Efficient representation for large sparse networks

Efficient representation for large sparse networks#

An adjacency matrix is a convenient way to represent a network. A challenge of handling large networks is that the adjacency matrix can be too large to fit in memrory. For example, a network with \(10^5\) nodes requires a \(10^5 \times 10^5\) matrix, totaling \(10\) billion entries! A good news is that we do not need to hold all these entries in memory, if we know the network is sparse.

Many networks in real-world are sparse, meaning most nodes connect to only a few others. The result is that the adjacency matrix often contains many zeros. This is where we can save significant memory by storing only the non-zero entries.

Compressed Sparse Row (CSR) is an efficient way to store sparse networks by treating the adjacency matrix like a scatter plot. Instead of storing all entries, CSR only keeps track of the “coordinates” (row and column indices) of non-zero entries, along with their values.

Optional Exercise

For those who are interested in the details of CSR format, please do the following:

  • 📝 Pen and paper exercise here

  • 💻 (Advanced) Coding exercise in the Appendix.

https://miro.medium.com/v2/resize:fit:1100/format:webp/0*zWhtdW4nYTSO3nya.gif

Fig. 9 Compressed Sparse Row (CSR) matrix. Source: Medium: Sparse GEMM and Tensor Core’s Structured Sparsity#

The CSR format is implemented in the scipy library. It is straightforward to convert the CSR matrix from the dense adjacency matrix.

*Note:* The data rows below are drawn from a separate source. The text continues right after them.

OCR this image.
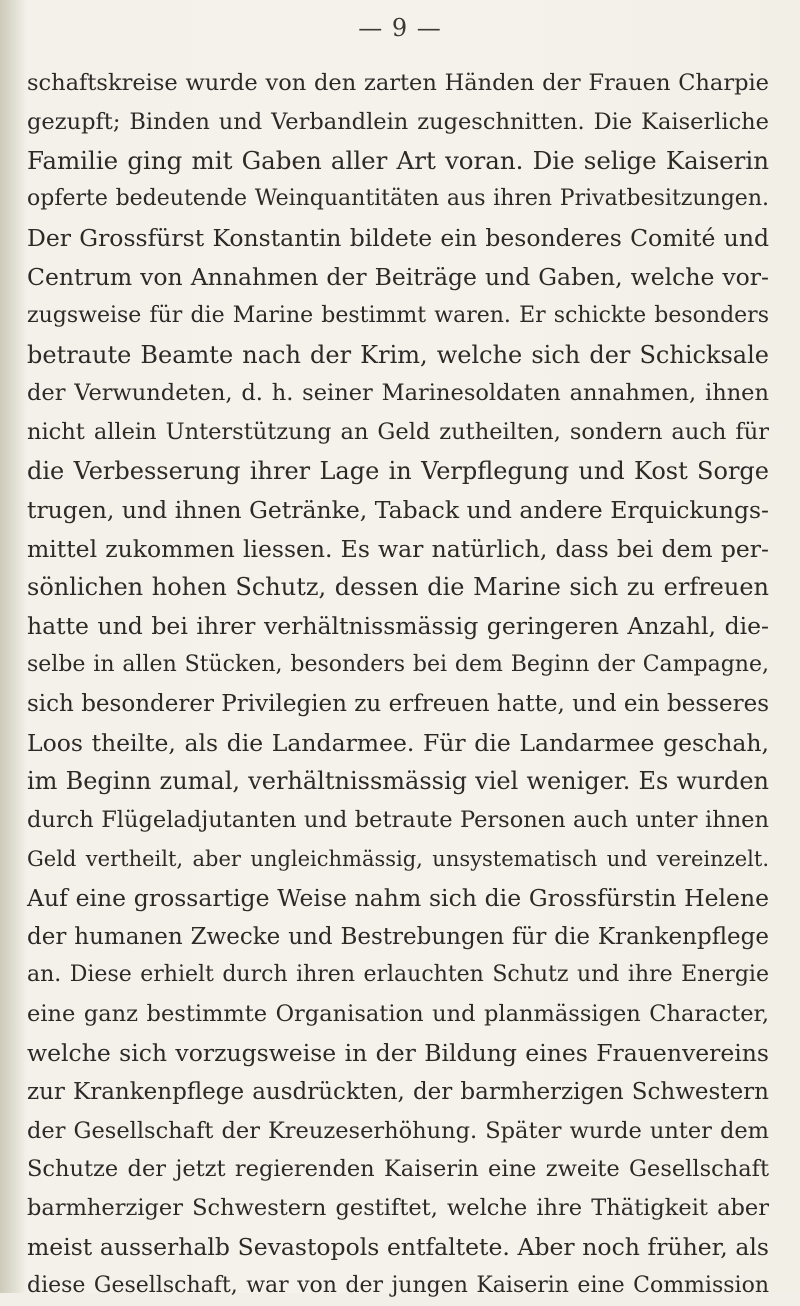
— 9 —
schaftskreise wurde von den zarten Händen der Frauen Charpie
gezupft; Binden und Verbandlein zugeschnitten. Die Kaiserliche
Familie ging mit Gaben aller Art voran. Die selige Kaiserin
opferte bedeutende Weinquantitäten aus ihren Privatbesitzungen.
Der Grossfürst Konstantin bildete ein besonderes Comité und
Centrum von Annahmen der Beiträge und Gaben, welche vor-
zugsweise für die Marine bestimmt waren. Er schickte besonders
betraute Beamte nach der Krim, welche sich der Schicksale
der Verwundeten, d. h. seiner Marinesoldaten annahmen, ihnen
nicht allein Unterstützung an Geld zutheilten, sondern auch für
die Verbesserung ihrer Lage in Verpflegung und Kost Sorge
trugen, und ihnen Getränke, Taback und andere Erquickungs-
mittel zukommen liessen. Es war natürlich, dass bei dem per-
sönlichen hohen Schutz, dessen die Marine sich zu erfreuen
hatte und bei ihrer verhältnissmässig geringeren Anzahl, die-
selbe in allen Stücken, besonders bei dem Beginn der Campagne,
sich besonderer Privilegien zu erfreuen hatte, und ein besseres
Loos theilte, als die Landarmee. Für die Landarmee geschah,
im Beginn zumal, verhältnissmässig viel weniger. Es wurden
durch Flügeladjutanten und betraute Personen auch unter ihnen
Geld vertheilt, aber ungleichmässig, unsystematisch und vereinzelt.
Auf eine grossartige Weise nahm sich die Grossfürstin Helene
der humanen Zwecke und Bestrebungen für die Krankenpflege
an. Diese erhielt durch ihren erlauchten Schutz und ihre Energie
eine ganz bestimmte Organisation und planmässigen Character,
welche sich vorzugsweise in der Bildung eines Frauenvereins
zur Krankenpflege ausdrückten, der barmherzigen Schwestern
der Gesellschaft der Kreuzeserhöhung. Später wurde unter dem
Schutze der jetzt regierenden Kaiserin eine zweite Gesellschaft
barmherziger Schwestern gestiftet, welche ihre Thätigkeit aber
meist ausserhalb Sevastopols entfaltete. Aber noch früher, als
diese Gesellschaft, war von der jungen Kaiserin eine Commission
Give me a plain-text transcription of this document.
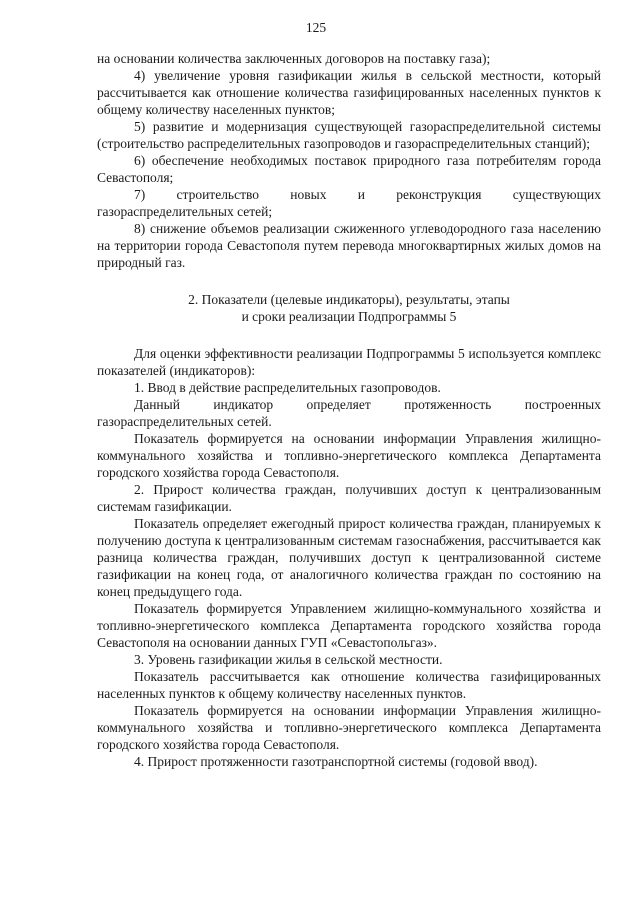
125

на основании количества заключенных договоров на поставку газа);

4) увеличение уровня газификации жилья в сельской местности, который рассчитывается как отношение количества газифицированных населенных пунктов к общему количеству населенных пунктов;

5) развитие и модернизация существующей газораспределительной системы (строительство распределительных газопроводов и газораспределительных станций);

6) обеспечение необходимых поставок природного газа потребителям города Севастополя;

7) строительство новых и реконструкция существующих газораспределительных сетей;

8) снижение объемов реализации сжиженного углеводородного газа населению на территории города Севастополя путем перевода многоквартирных жилых домов на природный газ.

2. Показатели (целевые индикаторы), результаты, этапы
и сроки реализации Подпрограммы 5

Для оценки эффективности реализации Подпрограммы 5 используется комплекс показателей (индикаторов):

1. Ввод в действие распределительных газопроводов.

Данный индикатор определяет протяженность построенных газораспределительных сетей.

Показатель формируется на основании информации Управления жилищно-коммунального хозяйства и топливно-энергетического комплекса Департамента городского хозяйства города Севастополя.

2. Прирост количества граждан, получивших доступ к централизованным системам газификации.

Показатель определяет ежегодный прирост количества граждан, планируемых к получению доступа к централизованным системам газоснабжения, рассчитывается как разница количества граждан, получивших доступ к централизованной системе газификации на конец года, от аналогичного количества граждан по состоянию на конец предыдущего года.

Показатель формируется Управлением жилищно-коммунального хозяйства и топливно-энергетического комплекса Департамента городского хозяйства города Севастополя на основании данных ГУП «Севастопольгаз».

3. Уровень газификации жилья в сельской местности.

Показатель рассчитывается как отношение количества газифицированных населенных пунктов к общему количеству населенных пунктов.

Показатель формируется на основании информации Управления жилищно-коммунального хозяйства и топливно-энергетического комплекса Департамента городского хозяйства города Севастополя.

4. Прирост протяженности газотранспортной системы (годовой ввод).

from scipy.sparse import csr_matrix

A = [[0, 2, 0, 1],
     [2, 0, 2, 1],
     [0, 2, 0, 1],
     [1, 1, 1, 0]]

A_csr = csr_matrix(A)
A_csr
<4x4 sparse matrix of type '<class 'numpy.int64'>'
	with 10 stored elements in Compressed Sparse Row format>

If you have an edge list, you can directly generate the CSR matrix without creating the dense matrix first.

from scipy.sparse import csr_matrix

edges = [(0,1), (0, 1), (0, 3), (1, 2), (1, 2), (1, 3), (2, 3)]

src = [edge[0] for edge in edges]
trg = [edge[1] for edge in edges]
values = [1 for _ in edges]
A_csr = csr_matrix((values, (src, trg)), shape=(4, 4))
A_csr
<4x4 sparse matrix of type '<class 'numpy.int64'>'
	with 5 stored elements in Compressed Sparse Row format>

where src, trg, and values are lists of the source nodes, target nodes, and edge weights, respectively.